While it is reassuring to hear Habib say “We will never use violence as a tool for change. If we did then we’d be giving legitimacy for it to be used against us. We reject violence and coups.,” it is difficult to pin him down on exactly what role he thinks Sharia will play in Egyptian society if the Brotherhood are ever in power. And will they be a religious or a civil government?
He insisted they would be a civil government but that freedom would operate within a religious framework. Women won’t be forced to wear hijab but the Brotherhood will not tolerate “nudity and public immorality”. Who will define these things? And he also said that they would “of course” censor music videos and put an end to free concerts.

And what about Christians in Egypt ? Habib said they would be treated as ordinary citizens with all the rights of citizenship but he said they would be subject to Shariah along with Egypt ’s Muslims. This issue has caused untold problems and eventually violence in countries with Christian citizens, such Nigeria and
Pakistan .

So as I said, the Brotherhood must be involved in the dialogue on reform in Egypt because democracy does not exclude anyone but also because it important that their views get aired so that we can challenge them on ideas that are contradictory or problematic.
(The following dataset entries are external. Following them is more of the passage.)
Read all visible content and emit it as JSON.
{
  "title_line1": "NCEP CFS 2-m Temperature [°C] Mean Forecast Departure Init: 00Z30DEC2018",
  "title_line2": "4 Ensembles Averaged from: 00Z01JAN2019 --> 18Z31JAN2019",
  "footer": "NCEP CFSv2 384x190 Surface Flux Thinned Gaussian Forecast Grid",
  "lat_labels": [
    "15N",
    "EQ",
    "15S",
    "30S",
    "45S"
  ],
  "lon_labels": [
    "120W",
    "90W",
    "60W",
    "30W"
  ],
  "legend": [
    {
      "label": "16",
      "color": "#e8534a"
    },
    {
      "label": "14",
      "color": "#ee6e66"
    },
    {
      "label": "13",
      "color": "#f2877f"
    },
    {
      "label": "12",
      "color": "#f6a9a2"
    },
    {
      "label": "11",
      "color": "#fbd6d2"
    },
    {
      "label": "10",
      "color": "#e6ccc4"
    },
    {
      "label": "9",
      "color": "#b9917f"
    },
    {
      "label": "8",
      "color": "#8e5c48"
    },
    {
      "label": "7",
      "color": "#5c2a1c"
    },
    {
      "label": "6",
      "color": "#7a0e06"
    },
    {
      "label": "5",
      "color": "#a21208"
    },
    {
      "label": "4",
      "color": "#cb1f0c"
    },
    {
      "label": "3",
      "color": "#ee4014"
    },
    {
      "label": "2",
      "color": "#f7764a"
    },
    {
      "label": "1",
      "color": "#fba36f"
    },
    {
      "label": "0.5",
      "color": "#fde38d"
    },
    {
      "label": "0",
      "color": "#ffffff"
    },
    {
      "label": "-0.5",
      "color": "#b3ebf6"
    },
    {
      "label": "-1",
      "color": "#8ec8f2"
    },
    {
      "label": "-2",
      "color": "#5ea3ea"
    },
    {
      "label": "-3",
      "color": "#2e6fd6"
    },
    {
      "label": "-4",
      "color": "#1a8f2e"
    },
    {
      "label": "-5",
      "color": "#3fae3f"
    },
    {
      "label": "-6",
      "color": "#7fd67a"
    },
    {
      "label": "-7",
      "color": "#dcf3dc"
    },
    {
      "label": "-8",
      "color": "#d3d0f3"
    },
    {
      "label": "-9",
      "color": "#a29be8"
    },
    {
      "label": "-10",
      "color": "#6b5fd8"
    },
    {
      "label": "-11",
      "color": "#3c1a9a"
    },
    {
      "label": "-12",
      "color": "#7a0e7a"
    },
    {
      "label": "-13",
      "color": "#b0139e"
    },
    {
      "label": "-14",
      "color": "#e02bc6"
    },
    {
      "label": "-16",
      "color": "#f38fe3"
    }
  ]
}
If they want us to believe they’ve truly changed and that they want to reform Egypt, then why did they walk away from a joint opposition demonstration recently just because some protestors shouted anti-government chants? Egypt’s small but active opposition movement could do with the numbers that the Brotherhood usually bring out to demonstrations but the Brotherhood must not walk away because that only feeds into rumours that they’ve struck a deal with the government to remain non-confrontational in return for the ability to contest more parliamentary seats. Akef and Habib denied this.

And finally, the Egyptian government must know that the biggest antidote to the Brotherhood isn’t to keep the ban on the organization nor is it to throw its members in jail.
It is to widen the political space so that alternatives to the Brotherhood arise. The longer they are barred from politics, the longer their mystique lasts.